今の世の中を規定するソースコードは、20代で情報素子と情報材の基礎理論を作り上げ、40代で電子葉を実用化させた道終が書いている。そしてそのソースコードに魅せられた御野は、何百回となくそのコードを眺め続けた。そして、出会って1週間後に失踪し、今も行方が分からないままの天才研究者に思いを馳せている。

ある日、次長に呼ばれた御野が出向くと、そこにはアルコーン社のCEOが待っていた。情報通信事業の国内最大手企業であり、世界でも2番目の規模を誇る巨大企業だ。CEOは、データをほぼ完全に消去し、14年前に失踪したままの研究者を追っているという話を彼に聞かせる。御野はどうしてそんな話を自分にするのか分からない。人探しなら警察の仕事だろうと思ったからだ。

しかし、彼が道終・常イチを探していると知って驚愕する。そして、どこで調べたのか、失踪の1週間前に御野が道終と会っていた事実を調べ上げアプローチしてきたというわけだ。

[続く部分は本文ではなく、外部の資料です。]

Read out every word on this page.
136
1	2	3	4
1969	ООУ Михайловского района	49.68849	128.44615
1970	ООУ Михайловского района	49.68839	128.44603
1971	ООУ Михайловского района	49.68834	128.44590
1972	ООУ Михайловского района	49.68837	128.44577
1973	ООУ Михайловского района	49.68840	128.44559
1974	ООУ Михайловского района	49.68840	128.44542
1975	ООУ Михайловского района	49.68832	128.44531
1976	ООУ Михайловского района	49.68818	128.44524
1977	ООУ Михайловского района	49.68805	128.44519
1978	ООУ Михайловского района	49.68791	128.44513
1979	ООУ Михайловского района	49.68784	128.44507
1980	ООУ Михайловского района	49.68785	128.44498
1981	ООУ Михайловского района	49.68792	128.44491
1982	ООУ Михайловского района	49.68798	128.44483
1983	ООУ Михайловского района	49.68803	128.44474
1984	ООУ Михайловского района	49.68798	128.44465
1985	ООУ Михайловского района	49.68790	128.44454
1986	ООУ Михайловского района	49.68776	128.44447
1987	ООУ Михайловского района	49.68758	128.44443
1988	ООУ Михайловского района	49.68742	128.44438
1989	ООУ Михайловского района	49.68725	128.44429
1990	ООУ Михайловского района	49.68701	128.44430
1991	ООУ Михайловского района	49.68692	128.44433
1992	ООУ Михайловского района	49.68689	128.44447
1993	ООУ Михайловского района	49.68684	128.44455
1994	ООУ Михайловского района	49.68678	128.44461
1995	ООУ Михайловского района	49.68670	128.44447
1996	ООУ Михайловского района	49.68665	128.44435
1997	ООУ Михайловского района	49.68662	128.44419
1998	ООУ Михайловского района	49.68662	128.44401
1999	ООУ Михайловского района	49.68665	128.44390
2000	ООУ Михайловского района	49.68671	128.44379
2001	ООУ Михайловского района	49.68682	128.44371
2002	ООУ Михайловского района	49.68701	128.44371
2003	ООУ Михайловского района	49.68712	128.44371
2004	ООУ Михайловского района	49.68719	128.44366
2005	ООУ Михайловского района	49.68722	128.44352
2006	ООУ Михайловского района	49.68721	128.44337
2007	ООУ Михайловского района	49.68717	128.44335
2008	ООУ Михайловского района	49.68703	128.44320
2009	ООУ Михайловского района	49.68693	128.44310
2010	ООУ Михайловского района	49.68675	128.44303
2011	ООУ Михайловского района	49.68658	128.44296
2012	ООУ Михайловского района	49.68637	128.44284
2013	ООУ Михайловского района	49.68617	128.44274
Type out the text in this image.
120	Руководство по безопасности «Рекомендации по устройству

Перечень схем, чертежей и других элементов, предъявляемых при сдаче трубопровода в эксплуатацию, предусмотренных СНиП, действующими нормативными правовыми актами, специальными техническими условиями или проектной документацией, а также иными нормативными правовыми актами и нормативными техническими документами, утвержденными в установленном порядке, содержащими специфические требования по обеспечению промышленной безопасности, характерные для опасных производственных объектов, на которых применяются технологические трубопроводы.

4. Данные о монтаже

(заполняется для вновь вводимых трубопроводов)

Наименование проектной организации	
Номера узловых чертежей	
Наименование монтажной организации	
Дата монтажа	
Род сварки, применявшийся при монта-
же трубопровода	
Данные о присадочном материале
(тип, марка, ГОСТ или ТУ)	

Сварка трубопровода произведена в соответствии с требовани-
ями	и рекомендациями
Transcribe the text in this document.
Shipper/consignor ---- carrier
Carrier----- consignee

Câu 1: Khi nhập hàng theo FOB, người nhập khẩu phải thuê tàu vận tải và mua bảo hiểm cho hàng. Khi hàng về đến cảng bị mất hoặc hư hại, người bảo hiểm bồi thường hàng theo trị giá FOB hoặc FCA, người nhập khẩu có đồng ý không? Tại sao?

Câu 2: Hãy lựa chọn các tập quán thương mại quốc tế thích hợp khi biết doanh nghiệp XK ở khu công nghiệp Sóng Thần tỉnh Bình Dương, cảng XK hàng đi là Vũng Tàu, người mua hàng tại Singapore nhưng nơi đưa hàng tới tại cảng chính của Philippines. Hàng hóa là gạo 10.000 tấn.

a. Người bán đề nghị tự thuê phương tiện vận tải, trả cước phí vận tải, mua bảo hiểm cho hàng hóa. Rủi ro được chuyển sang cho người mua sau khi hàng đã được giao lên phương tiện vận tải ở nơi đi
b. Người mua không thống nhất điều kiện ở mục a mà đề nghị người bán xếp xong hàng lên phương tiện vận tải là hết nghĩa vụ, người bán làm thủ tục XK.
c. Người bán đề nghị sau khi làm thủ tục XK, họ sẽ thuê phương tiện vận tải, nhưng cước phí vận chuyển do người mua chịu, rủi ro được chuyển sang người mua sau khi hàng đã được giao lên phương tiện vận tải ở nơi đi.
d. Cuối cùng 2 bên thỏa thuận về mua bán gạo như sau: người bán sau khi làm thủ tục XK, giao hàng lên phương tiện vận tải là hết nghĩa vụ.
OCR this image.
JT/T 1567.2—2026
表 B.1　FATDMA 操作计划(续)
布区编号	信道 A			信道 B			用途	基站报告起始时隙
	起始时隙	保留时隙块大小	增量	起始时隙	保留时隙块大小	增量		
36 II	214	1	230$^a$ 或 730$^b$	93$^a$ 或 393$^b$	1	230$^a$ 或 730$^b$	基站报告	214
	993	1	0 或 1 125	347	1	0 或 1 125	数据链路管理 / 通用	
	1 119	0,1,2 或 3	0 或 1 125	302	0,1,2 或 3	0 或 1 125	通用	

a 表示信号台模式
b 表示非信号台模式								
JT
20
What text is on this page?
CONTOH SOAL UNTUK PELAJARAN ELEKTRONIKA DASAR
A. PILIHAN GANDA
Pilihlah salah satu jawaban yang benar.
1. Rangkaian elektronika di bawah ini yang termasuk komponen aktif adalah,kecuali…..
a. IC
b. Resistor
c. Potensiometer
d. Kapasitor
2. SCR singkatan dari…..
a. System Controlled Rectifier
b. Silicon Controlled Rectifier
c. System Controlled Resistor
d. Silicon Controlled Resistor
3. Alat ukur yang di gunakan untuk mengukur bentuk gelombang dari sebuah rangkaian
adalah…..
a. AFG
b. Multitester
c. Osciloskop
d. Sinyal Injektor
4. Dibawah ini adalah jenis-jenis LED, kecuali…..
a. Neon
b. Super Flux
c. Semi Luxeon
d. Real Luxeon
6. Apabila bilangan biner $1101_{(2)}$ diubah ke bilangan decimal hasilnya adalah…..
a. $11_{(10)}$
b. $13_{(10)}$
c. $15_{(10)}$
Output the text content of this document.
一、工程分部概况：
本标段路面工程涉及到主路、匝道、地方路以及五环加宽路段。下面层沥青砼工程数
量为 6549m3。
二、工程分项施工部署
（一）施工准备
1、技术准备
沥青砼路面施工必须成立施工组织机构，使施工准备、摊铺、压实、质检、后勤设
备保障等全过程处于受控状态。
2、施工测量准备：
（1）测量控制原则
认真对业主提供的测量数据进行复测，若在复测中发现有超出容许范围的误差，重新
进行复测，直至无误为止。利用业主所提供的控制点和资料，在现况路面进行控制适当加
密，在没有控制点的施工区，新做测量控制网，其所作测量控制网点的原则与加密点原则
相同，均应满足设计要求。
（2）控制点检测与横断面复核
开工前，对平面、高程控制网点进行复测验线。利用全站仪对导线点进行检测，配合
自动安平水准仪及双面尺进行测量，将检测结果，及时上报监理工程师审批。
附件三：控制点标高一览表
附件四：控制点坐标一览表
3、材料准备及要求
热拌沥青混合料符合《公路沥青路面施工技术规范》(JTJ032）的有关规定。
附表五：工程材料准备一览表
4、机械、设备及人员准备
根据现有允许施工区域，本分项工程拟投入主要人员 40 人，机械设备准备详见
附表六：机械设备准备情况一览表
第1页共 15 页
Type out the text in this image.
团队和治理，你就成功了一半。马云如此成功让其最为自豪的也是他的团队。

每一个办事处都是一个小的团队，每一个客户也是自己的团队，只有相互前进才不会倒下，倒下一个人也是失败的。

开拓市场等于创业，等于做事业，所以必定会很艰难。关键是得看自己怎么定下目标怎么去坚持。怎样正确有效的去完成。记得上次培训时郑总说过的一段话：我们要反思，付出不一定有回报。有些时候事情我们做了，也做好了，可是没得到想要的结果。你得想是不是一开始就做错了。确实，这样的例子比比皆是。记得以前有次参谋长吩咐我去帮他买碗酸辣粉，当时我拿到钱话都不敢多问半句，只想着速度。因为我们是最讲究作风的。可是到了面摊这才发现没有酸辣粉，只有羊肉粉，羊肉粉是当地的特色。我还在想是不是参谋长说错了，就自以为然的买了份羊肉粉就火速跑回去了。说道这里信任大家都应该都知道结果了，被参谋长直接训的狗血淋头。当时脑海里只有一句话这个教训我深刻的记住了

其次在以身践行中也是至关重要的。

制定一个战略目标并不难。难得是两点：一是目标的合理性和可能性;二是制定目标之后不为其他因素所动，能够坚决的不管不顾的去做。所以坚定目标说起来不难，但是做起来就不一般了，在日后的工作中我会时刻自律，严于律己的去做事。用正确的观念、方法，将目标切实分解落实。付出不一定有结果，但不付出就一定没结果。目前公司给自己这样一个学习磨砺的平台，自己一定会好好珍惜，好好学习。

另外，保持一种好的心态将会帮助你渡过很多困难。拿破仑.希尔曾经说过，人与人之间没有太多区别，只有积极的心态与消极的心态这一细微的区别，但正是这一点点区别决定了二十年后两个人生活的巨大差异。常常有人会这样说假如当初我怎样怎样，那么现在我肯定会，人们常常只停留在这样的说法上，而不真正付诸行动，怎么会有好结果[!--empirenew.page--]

しかし、誰よりも再会を望んでいるのは御野にしても同じこと。何か手がかりがあるならとっくに追いかけていただろう。自分のところに来たところで、道終・常イチにたどり着く手がかりなどあるはずも……

本当に「無い」と言えるのだろうか?

本の感想

物語はとても精緻に組み上げられていて、「何を書いてもネタバレになってしまう」というような作品です。あと1点書けることがあるとすれば、「1人の天才少女が登場する」ぐらいでしょうか。